Seriously, there was a lot of effort put into supporting 128-bit
long doubles - but I guess it was done with less emphasis on it
being IEEE correct and handling exceptions then what D demands ?
The D spec should probably mention whether it absolutely requires
the type to conform to the IEEE floating-point standard or not...
i.e. whether it should just map over to C/C++ "long double" or not.
>> I'll let David decide which one wins: D real === C long double, or
>> the definition of "largest hardware implemented floating point size"
>
> There's just no way D real can be equal to C long double in general,
> when the C long double is playing silly games.

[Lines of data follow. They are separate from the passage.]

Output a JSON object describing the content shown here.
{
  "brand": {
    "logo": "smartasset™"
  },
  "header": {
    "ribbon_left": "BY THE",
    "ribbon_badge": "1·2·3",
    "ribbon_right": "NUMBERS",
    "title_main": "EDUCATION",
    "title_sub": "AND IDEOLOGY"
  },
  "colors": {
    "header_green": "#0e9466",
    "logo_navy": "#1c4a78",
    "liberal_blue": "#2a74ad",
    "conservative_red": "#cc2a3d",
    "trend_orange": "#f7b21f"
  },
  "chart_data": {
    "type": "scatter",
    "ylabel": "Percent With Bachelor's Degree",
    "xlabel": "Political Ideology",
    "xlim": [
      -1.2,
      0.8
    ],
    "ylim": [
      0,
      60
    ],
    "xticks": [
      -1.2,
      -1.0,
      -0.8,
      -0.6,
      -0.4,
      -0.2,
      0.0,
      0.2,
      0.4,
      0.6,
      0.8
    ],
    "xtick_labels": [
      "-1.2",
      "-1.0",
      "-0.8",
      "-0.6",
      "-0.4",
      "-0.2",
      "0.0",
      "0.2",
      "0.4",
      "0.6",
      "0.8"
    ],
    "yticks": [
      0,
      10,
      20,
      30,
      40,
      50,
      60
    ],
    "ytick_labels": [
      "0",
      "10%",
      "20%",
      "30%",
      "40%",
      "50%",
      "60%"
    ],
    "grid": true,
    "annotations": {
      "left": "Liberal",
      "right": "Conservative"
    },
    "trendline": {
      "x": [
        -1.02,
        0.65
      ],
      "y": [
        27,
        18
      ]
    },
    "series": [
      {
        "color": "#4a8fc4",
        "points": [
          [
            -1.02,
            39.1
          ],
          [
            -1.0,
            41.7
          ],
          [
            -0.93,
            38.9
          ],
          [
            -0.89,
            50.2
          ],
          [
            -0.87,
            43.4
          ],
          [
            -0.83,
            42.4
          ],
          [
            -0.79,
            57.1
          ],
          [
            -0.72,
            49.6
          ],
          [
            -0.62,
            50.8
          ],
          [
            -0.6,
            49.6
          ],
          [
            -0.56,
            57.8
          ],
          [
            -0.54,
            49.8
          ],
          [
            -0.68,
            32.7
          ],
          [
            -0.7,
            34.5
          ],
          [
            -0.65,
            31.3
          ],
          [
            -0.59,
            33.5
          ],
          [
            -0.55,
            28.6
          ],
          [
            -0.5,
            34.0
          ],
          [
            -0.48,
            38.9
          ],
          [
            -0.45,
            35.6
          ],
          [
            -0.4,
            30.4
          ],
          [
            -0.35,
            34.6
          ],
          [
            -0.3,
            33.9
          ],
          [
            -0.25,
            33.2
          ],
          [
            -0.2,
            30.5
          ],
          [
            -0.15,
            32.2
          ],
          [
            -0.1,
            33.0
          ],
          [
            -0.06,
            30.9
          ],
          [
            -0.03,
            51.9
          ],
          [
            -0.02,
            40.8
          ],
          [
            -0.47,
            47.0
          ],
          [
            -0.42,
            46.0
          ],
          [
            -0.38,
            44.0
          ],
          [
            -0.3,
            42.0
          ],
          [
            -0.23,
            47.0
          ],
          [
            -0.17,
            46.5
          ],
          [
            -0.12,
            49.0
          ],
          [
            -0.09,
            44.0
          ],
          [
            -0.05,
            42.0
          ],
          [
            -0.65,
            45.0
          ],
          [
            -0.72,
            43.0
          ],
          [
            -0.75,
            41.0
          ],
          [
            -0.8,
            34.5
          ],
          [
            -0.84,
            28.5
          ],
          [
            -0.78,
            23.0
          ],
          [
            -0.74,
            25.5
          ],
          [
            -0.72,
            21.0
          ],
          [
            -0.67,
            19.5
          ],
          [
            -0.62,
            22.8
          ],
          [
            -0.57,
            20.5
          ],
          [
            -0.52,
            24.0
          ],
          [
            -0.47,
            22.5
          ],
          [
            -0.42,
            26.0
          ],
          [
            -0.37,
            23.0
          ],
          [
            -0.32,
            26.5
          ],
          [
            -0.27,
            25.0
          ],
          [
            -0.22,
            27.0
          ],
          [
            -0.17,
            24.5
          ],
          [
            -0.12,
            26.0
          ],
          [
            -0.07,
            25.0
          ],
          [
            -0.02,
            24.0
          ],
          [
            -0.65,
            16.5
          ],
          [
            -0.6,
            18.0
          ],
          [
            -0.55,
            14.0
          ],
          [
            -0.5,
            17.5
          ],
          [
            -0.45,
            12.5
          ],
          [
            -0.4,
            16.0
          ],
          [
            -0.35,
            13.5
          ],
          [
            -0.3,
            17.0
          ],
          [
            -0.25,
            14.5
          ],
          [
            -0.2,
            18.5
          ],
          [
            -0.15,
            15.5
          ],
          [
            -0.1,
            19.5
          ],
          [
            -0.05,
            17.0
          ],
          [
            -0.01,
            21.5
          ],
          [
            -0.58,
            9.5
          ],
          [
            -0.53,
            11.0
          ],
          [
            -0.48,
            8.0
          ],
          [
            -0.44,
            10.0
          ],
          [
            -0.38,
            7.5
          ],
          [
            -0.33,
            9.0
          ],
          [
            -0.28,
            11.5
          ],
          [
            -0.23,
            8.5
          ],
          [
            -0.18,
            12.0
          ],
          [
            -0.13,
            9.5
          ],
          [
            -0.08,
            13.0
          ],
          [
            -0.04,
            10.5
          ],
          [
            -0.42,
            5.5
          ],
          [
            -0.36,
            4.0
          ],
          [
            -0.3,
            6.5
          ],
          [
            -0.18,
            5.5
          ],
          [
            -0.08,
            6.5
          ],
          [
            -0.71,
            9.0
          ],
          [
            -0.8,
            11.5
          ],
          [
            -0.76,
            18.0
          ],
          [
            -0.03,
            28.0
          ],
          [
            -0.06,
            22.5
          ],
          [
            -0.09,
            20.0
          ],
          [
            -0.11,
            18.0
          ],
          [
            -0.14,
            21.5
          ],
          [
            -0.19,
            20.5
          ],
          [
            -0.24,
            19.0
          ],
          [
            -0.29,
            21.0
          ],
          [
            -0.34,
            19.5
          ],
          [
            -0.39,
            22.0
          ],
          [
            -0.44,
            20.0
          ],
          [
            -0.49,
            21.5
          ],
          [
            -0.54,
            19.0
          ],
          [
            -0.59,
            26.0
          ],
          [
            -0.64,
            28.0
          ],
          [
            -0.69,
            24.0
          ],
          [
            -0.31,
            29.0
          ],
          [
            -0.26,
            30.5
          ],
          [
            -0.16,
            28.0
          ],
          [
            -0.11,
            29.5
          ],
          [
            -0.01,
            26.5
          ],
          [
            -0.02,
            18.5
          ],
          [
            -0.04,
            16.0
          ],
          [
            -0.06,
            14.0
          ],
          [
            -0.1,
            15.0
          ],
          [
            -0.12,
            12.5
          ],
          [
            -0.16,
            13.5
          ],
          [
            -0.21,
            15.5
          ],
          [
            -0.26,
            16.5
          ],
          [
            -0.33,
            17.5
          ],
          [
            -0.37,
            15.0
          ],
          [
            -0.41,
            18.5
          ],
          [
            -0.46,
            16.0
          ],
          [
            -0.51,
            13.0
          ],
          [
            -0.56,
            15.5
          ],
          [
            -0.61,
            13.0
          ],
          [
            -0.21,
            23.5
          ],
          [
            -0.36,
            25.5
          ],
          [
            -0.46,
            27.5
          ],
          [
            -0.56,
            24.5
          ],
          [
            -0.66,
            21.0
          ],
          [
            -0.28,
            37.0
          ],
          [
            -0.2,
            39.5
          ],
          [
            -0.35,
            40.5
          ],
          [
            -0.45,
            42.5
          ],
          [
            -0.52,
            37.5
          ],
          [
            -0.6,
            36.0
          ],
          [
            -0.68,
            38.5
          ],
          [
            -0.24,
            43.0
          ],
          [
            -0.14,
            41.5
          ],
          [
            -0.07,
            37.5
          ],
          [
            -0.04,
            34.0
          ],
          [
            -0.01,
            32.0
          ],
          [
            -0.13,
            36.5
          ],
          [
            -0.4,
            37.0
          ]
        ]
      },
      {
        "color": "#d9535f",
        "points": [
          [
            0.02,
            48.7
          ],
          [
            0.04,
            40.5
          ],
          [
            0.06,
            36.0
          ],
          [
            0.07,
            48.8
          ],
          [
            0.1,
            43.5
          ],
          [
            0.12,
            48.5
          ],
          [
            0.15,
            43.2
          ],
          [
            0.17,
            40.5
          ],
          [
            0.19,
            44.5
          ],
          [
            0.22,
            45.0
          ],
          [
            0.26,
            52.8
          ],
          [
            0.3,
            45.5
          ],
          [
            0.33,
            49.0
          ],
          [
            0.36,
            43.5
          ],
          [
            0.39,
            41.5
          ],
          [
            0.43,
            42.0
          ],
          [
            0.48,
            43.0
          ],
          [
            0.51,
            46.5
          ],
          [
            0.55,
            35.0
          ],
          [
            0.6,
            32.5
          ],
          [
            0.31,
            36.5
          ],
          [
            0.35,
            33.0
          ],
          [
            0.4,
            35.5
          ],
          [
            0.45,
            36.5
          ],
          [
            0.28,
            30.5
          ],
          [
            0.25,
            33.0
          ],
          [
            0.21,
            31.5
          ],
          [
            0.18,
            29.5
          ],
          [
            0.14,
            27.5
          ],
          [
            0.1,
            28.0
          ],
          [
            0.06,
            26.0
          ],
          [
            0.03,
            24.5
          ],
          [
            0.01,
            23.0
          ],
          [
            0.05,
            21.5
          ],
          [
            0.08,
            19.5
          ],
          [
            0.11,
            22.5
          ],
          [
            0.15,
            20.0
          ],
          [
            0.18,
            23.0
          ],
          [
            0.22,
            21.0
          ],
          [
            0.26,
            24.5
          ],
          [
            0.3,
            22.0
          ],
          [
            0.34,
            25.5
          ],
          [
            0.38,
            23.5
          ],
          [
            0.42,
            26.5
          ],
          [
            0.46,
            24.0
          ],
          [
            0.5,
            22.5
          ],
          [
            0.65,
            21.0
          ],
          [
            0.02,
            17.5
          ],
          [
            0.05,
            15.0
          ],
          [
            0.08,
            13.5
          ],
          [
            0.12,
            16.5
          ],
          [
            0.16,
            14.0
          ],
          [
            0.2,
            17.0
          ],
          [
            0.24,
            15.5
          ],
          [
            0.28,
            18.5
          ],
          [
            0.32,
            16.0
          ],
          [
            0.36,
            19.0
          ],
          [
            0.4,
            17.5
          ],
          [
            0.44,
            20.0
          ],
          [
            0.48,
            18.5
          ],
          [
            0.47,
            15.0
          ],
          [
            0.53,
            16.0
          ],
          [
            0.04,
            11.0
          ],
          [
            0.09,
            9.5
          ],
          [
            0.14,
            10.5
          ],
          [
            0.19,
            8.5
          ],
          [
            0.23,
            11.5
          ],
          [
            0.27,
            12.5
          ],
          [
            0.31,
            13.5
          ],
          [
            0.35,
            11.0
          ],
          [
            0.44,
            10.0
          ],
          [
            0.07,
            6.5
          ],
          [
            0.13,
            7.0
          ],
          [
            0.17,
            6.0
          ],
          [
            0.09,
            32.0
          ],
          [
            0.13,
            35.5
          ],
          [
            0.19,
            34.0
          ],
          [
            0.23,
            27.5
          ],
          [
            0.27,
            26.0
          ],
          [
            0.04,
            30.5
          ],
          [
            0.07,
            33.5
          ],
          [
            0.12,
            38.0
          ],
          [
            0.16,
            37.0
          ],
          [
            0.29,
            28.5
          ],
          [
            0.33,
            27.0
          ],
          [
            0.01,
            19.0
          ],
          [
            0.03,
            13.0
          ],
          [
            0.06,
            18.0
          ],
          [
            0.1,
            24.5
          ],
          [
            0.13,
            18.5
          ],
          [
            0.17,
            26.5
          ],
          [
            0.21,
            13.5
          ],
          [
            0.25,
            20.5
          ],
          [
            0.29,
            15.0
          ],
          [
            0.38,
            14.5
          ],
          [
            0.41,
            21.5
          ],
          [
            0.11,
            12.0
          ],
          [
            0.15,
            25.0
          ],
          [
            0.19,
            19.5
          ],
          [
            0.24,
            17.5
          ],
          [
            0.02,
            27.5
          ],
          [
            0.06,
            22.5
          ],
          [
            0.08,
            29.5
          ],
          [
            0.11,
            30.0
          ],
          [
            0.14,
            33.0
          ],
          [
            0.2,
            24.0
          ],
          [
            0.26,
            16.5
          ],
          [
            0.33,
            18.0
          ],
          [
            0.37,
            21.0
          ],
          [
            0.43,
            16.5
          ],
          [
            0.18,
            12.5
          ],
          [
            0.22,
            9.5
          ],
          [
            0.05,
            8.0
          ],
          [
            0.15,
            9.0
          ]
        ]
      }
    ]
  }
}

The only reason gcc can
> even do that, is that the C spec for floating point is ridiculously
> vague, and consequently no-one actually uses long double. To mimic it is
> to immediately break D's support for IEEE.
We can equate D "real" with C "long double", and just avoid using
it on those platforms where it doesn't match the hardware size ?
But then "real" would be a bad name for it, that I agree with...
> Seriously, the viability of D as a numeric computing platform is at
> stake here.
Only on the PowerPC platform, though. Maybe on SPARC too, not sure.
(it might have real 128-bit ?) But not on the DMD platform: Intel,
there it will have full 80-bit support (even if not too portable).